Slimebeast said:
Apple will definitely do something even though margins in gaming are poor like you say. I believe they will make an Apple TV that will also be a powerful gaming console and since it will sell like hotcakes it will be very dangerous to MS and Sony. With time Apple will increase its marketshare and eventually the gaming business of either MS or Sony will bleed too much money and they will decide to exit. Samsung might follow Apple and integrate gaming capabilities to its TV business, or do something radical that we even can't picture today. They must be up to something innovative because they've already said they are leaving the core TV business because its not profitable. |
Jobs would never have done it. He left Halo on the table. There was plenty of opportunity to outdo MS at gaming, particularly because of how incompetent MS has been these last ten years with Xbox and Games for Windows, and he never took it. The only way I see Apple doing it is if Cook loses his grip on the company and they start wanting to BE Microsoft, or Sony.

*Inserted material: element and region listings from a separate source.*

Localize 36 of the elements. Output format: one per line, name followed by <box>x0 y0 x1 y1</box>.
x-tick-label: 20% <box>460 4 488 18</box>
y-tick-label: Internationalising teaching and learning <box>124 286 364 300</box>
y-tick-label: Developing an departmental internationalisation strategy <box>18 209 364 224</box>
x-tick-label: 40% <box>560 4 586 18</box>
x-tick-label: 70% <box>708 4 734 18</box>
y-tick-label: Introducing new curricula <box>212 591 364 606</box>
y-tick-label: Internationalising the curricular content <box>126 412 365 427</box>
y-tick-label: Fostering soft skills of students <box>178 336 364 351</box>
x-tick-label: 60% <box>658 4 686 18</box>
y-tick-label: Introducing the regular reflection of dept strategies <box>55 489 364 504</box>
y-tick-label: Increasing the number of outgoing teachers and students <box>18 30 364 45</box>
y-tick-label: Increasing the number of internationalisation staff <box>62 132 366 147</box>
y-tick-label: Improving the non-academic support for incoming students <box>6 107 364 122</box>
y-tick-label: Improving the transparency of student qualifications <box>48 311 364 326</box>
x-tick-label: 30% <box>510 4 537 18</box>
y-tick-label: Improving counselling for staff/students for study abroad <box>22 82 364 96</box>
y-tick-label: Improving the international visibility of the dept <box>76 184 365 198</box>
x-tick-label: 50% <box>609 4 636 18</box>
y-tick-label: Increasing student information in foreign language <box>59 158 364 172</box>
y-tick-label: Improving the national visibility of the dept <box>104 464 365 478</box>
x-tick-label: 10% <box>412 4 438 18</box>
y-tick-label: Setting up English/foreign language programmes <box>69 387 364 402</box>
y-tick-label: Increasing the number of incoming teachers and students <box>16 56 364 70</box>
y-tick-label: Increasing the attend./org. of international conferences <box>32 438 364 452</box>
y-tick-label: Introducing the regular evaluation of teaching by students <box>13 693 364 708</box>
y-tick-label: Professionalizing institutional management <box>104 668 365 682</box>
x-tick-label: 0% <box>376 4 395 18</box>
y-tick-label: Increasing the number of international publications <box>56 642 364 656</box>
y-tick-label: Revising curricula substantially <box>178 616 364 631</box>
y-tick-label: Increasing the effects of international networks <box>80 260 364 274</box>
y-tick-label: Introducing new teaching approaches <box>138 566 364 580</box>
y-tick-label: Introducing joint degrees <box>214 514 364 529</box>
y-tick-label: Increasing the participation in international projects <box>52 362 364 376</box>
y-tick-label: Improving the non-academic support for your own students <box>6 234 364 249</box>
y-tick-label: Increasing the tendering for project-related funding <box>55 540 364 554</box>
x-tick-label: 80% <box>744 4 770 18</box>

Apple will make boxes capable of gaming, yes. iPhone/Pad/Mac/Apple TV certainly can and do play games. But they won't be at the front supporting it with first-party games or making a developer-friendly environment or promoting it for gaming. They'll take 30% off anyone who CAN make it, sure, but they won't help them.
If Apple TV does get all the content deals you'd imagine, it will indeed sell a lot. But a console needs GAMES and so it either needs a strong first-party lead or ALL the big third parties genuinely on board for two years (not the fake support Wii U is getting).
Example: PSP. Lots sold, terrible attach ratio and no real earnings from software, because people used it as a media machine.
I'd like to see Samsung try a console, but all the companies are going about it the wrong way: via hardware. You can have the best box around and still not succeed because people only buy the box to get to the games they want.
If Samsung are smart they will clone the biggest games of the past and launch with outstanding sequels to them - Mario, Zelda, Wii Sports, Call of Duty, GTA, Halo. The first three require a dev team of no more than 20 people and are stunningly cheap to make very high quality.